Phone-A-Freud: 'Telepsychiatry' Brings Mental Health Help To Rural Areas
North Carolina is facing a very big mental health care challenge — 28 counties across the state do not have a single psychiatrist. That's despite the fact that in recent years, emergency rooms in the state have seen more patients with mental health, developmental disability or substance abuse problems.
So the state is trying telepsychiatry. When a patient comes into an emergency room, they can be connected via a two-way video connection with a psychiatrist. A recent study by the nonpartisan North Carolina Center for Public Policy Research found that the method is having some success in providing more timely treatment.
One of the psychiatrists, Dr.
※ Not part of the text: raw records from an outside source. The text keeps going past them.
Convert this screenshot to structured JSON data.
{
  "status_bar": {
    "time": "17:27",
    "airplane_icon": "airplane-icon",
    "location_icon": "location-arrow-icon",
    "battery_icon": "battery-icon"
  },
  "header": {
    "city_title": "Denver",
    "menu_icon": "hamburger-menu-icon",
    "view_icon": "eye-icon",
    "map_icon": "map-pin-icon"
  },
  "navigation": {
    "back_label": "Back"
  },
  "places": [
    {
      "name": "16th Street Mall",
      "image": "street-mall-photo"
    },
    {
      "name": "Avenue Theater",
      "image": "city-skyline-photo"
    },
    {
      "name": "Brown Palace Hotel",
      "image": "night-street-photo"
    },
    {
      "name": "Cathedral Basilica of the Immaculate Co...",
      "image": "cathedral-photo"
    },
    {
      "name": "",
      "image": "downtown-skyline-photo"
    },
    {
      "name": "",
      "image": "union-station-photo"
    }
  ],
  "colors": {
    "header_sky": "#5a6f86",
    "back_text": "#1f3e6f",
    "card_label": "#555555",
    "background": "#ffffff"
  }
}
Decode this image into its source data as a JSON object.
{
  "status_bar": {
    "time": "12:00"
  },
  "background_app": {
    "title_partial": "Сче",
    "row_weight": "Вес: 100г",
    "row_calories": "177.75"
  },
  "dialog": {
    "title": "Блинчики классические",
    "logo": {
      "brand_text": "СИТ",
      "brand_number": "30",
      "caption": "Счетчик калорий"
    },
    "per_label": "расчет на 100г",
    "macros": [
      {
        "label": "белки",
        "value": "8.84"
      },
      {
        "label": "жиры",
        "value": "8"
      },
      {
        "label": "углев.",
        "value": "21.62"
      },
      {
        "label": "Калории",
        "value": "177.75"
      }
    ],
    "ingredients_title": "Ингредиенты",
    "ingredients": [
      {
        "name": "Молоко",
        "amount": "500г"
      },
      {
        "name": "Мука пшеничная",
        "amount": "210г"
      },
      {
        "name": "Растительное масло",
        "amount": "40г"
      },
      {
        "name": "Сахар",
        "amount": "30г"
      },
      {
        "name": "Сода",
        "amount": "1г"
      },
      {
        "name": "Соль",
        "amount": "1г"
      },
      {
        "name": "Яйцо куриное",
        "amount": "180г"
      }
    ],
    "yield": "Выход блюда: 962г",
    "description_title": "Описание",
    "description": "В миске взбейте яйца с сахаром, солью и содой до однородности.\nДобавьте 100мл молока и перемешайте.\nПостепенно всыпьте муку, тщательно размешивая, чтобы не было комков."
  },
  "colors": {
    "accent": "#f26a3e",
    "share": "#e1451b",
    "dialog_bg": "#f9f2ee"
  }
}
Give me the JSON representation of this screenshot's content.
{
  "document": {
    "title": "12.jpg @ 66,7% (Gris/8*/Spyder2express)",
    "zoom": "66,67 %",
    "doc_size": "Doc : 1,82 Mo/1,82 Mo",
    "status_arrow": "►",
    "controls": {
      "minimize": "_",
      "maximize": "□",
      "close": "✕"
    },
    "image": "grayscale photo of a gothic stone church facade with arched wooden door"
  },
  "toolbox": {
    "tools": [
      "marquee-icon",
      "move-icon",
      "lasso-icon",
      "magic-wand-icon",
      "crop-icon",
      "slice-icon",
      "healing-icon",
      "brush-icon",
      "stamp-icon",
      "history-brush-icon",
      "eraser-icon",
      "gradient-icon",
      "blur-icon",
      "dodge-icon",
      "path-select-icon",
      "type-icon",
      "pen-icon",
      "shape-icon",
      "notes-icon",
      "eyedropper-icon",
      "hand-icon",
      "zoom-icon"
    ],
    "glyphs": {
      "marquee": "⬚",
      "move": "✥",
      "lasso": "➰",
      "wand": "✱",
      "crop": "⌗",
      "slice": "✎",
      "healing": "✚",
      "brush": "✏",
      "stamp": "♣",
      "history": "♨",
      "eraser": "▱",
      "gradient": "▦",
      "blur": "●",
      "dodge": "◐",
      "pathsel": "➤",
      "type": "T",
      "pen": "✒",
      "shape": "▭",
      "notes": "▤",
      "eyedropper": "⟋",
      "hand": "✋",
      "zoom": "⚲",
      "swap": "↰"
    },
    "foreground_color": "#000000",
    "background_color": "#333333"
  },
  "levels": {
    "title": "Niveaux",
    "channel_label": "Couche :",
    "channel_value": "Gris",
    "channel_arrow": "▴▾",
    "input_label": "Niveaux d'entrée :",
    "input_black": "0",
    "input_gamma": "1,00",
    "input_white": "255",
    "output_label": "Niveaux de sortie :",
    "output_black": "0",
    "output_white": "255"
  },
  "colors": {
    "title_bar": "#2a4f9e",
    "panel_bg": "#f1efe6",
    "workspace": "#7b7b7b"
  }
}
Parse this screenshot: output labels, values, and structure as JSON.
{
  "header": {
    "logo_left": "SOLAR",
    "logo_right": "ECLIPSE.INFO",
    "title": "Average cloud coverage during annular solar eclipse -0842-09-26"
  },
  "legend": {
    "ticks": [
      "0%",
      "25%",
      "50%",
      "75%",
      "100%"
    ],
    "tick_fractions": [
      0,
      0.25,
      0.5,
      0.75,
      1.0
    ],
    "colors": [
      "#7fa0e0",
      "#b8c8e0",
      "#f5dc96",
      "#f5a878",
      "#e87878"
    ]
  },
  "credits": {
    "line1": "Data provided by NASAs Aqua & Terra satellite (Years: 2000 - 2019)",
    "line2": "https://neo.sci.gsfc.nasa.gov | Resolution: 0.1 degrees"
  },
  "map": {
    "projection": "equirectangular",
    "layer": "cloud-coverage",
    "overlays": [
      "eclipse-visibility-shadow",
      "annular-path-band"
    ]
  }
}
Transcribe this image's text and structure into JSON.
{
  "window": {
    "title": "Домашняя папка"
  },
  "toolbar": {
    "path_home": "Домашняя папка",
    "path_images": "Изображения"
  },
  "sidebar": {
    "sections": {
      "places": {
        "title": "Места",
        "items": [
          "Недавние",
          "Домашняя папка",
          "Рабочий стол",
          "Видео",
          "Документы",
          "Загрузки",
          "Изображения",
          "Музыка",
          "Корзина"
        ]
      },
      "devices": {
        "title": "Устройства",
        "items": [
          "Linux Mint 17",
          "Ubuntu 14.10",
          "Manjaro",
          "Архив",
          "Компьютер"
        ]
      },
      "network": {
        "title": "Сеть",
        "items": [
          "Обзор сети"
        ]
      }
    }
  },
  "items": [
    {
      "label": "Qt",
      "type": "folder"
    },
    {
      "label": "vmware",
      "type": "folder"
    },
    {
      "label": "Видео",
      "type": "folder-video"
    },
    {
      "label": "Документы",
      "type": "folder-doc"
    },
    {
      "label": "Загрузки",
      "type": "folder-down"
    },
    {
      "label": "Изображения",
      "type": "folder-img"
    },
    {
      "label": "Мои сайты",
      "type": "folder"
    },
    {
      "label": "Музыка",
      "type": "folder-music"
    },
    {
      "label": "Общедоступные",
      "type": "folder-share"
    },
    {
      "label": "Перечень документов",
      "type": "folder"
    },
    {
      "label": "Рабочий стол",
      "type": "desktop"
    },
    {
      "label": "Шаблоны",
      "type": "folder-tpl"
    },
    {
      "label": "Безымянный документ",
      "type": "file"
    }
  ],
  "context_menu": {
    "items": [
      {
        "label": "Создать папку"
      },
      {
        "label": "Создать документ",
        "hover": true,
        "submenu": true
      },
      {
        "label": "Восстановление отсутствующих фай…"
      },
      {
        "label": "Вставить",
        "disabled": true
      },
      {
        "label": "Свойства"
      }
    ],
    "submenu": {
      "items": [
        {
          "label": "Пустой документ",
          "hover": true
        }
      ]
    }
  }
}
Sy Atezaz Saeed, told NPR's Robert Siegel that that's very much like being face-to-face with a patient.
"When you ask patients about this experience, most of them will tell you that after a few minutes of some hesitation, they even forget that they are talking to the doctor via this monitor," Saeed, the chairman of the psychiatry department at the Brody School of Medicine at East Carolina University, says.
A clinic I go to has been doing some tele-diagnosis for a while with quite a bit of success. It seems to be an even more natural fit for psychiatric help, if the security concerns are always adequately addressed, that is. In our NSA-is-everywhere world that may never be the case.